“Then you are really interested in the books themselves!” exclaimed the librarian, his pleasure increasing with the prospect of securing a new convert. “This is delightful!”
“Of course.” The contessa raised her eyebrows with well-feigned surprise. She was entirely satisfied with her progress thus far. “But I don’t need to tell you that my interest is not a very intelligent one. I tried to get Morelli to tell me something about them once, but he doesn’t know a book of hours from a missal, so I promised myself the pleasure of learning from you, if you were willing to teach me. Are you?”
The contessa was fond of punctuating her conversation with sharp interrogations, but in the present instance the expression upon Cerini’s face made any question unnecessary.
“This is the happiest year I have known since I first made my home among these books, my daughter,” he replied, with much feeling. “For a long time I felt as a miser must feel surrounded by his gold, far more in quantity than he can ever count, yet separated by its overwhelming value from the world outside. My loneliness came, of course, from another cause—I craved the opportunity to share my treasures, yet this opportunity came but rarely. Patiently have I waited, marvelling that so few should even know that these treasures exist, and a lesser number should care to partake of what is offered to them freely in as large quantities as they are able to carry away. Year by year I have watched the number increase, I have seen the signs of a veritable renaissance; and as one after another comes to me, as you have this afternoon, my heart fills with an unspeakable joy.”
The sincerity of the old man penetrated through even the contessa’s worldly armor, but the problem she had set herself to solve was too fascinating to be laid aside.

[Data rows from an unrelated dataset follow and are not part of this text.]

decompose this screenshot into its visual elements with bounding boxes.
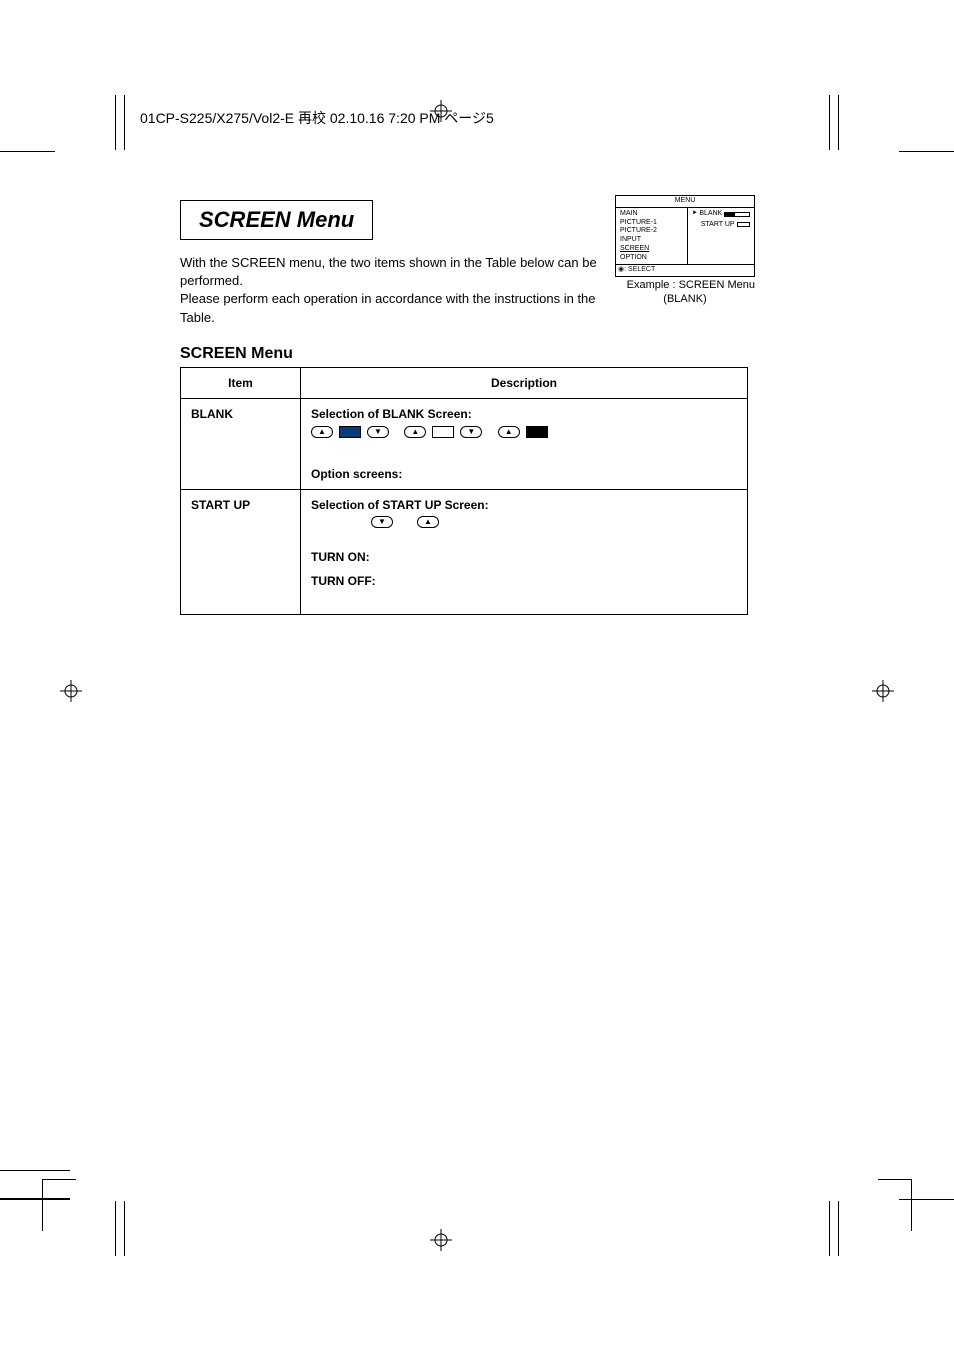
item-startup: START UP: [181, 489, 301, 614]
table-row: BLANK Selection of BLANK Screen: ▲ ▼ ▲ ▼…: [181, 398, 748, 489]
option-screens-label: Option screens:: [311, 467, 737, 481]
osd-left-item: PICTURE-2: [620, 227, 683, 236]
osd-example: MENU MAIN PICTURE-1 PICTURE-2 INPUT SCRE…: [615, 195, 755, 305]
up-button-icon: ▲: [404, 426, 426, 438]
table-row: START UP Selection of START UP Screen: ▼…: [181, 489, 748, 614]
registration-mark-right: [872, 680, 894, 702]
down-button-icon: ▼: [460, 426, 482, 438]
osd-select-hint: ◉: SELECT: [616, 264, 754, 276]
osd-value-bar: [737, 222, 750, 227]
desc-startup: Selection of START UP Screen: ▼ ▲ TURN O…: [301, 489, 748, 614]
desc-blank: Selection of BLANK Screen: ▲ ▼ ▲ ▼ ▲ Opt…: [301, 398, 748, 489]
osd-cursor-icon: ⯈: [692, 210, 698, 219]
down-button-icon: ▼: [367, 426, 389, 438]
up-button-icon: ▲: [311, 426, 333, 438]
intro-line-1: With the SCREEN menu, the two items show…: [180, 254, 600, 290]
startup-selection-heading: Selection of START UP Screen:: [311, 498, 737, 512]
col-description: Description: [301, 367, 748, 398]
osd-left-item: PICTURE-1: [620, 219, 683, 228]
intro-line-2: Please perform each operation in accorda…: [180, 290, 600, 326]
osd-left-item-selected: SCREEN: [620, 245, 683, 254]
blue-swatch: [339, 426, 361, 438]
blank-selection-heading: Selection of BLANK Screen:: [311, 407, 737, 421]
registration-mark-left: [60, 680, 82, 702]
up-button-icon: ▲: [417, 516, 439, 528]
screen-menu-table: Item Description BLANK Selection of BLAN…: [180, 367, 748, 615]
item-blank: BLANK: [181, 398, 301, 489]
blank-icon-sequence: ▲ ▼ ▲ ▼ ▲: [311, 425, 737, 439]
osd-caption-line1: Example : SCREEN Menu: [615, 279, 755, 291]
corner-bracket-bl: [42, 1179, 76, 1231]
osd-menu-title: MENU: [616, 196, 754, 208]
osd-caption-line2: (BLANK): [615, 293, 755, 305]
osd-right-item: BLANK: [699, 210, 722, 219]
osd-left-item: INPUT: [620, 236, 683, 245]
running-header: 01CP-S225/X275/Vol2-E 再校 02.10.16 7:20 P…: [140, 108, 494, 128]
osd-left-item: MAIN: [620, 210, 683, 219]
turn-off-label: TURN OFF:: [311, 574, 737, 588]
osd-left-item: OPTION: [620, 254, 683, 263]
osd-right-item: START UP: [701, 221, 735, 230]
table-heading: SCREEN Menu: [180, 345, 760, 363]
white-swatch: [432, 426, 454, 438]
section-title: SCREEN Menu: [199, 207, 354, 232]
corner-bracket-br: [878, 1179, 912, 1231]
osd-left-column: MAIN PICTURE-1 PICTURE-2 INPUT SCREEN OP…: [616, 208, 688, 265]
section-title-box: SCREEN Menu: [180, 200, 373, 240]
registration-mark-bottom: [430, 1229, 452, 1251]
turn-on-label: TURN ON:: [311, 550, 737, 564]
down-button-icon: ▼: [371, 516, 393, 528]
up-button-icon: ▲: [498, 426, 520, 438]
osd-right-column: ⯈ BLANK START UP: [688, 208, 754, 265]
black-swatch: [526, 426, 548, 438]
osd-value-bar: [724, 212, 750, 217]
col-item: Item: [181, 367, 301, 398]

The librarian need never know how much less interest she felt in books than in her present undertaking.
“So this year has crowned your labors,” she replied, sympathetically. “I do not wonder that you feel gratified! You have had a greater number of converts, you say, most of whom, I presume, come from the libraries and universities near by.”
“Not at all!” contradicted Cerini, eagerly. “They come from England, from France, from Germany—and even from your own far-off country, contessa.”

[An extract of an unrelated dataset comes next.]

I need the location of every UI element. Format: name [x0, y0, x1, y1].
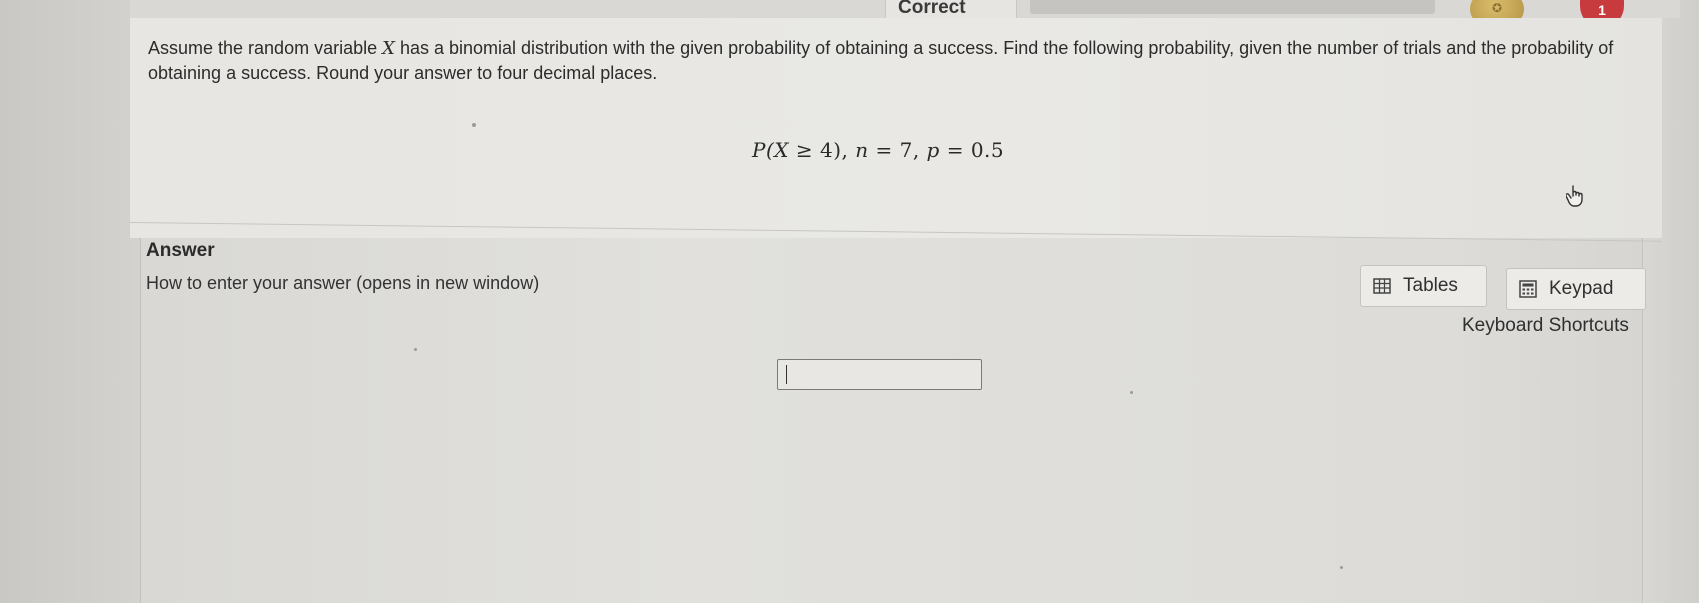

“Indeed!” Amélie smiled at the air of triumph with which the librarian uttered the last words. “From America? Have my countrymen really discovered what rich mines of learning are here in Florence?”

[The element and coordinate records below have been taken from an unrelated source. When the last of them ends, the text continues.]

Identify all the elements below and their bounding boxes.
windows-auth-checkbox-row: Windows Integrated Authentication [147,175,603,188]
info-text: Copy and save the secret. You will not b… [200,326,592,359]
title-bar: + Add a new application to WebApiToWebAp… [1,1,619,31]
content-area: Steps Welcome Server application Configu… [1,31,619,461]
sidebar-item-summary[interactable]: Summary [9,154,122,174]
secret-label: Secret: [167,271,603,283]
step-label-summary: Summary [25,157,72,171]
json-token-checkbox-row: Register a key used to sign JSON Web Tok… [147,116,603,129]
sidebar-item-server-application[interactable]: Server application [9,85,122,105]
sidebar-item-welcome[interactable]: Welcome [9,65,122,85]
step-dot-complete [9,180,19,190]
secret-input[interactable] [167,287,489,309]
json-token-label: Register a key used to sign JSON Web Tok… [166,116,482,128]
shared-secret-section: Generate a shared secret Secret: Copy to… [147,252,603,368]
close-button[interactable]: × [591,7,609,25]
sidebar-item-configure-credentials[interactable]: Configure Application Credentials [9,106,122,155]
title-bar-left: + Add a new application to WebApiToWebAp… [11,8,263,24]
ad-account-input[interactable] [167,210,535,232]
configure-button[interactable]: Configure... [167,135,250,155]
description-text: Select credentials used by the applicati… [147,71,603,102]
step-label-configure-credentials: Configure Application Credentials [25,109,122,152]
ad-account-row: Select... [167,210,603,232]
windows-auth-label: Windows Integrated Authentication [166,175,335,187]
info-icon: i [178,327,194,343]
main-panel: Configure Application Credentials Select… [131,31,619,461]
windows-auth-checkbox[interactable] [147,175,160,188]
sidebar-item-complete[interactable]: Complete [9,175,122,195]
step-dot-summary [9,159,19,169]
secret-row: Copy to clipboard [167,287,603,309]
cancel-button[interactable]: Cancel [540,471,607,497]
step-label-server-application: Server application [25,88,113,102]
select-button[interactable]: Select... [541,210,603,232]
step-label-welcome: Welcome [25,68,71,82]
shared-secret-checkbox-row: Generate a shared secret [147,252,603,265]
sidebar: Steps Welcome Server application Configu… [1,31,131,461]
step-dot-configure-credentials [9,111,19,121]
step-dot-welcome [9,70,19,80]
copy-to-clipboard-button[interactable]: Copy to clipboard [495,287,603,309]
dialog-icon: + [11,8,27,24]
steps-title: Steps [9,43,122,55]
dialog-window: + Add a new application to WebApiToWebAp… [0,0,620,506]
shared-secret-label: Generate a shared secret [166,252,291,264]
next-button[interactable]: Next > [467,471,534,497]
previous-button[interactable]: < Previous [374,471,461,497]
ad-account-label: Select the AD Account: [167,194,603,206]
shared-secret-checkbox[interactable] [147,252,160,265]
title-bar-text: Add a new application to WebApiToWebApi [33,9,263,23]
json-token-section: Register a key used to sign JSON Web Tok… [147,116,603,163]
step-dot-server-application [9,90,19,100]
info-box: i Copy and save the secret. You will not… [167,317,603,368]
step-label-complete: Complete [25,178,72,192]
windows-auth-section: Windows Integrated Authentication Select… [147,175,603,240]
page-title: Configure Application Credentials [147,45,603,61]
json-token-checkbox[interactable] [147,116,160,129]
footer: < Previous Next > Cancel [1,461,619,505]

Cerini nodded his head and drew his chair closer to hers. “At this very moment there are two Americans working here in the library who have so assimilated the learning of the past that they have become a part of it themselves. I have had many students here during all these years, but never any one who was able so completely to carry out my ideas of modern intellectual expression. What they have done and are doing has given me courage to believe that I am not so much of a visionary as my colleagues think. If by my influence I can produce two such modern humanists my labors will not have been in vain.”
“Are these two wonderful men from some library or university in America?” the contessa asked, with apparent innocence.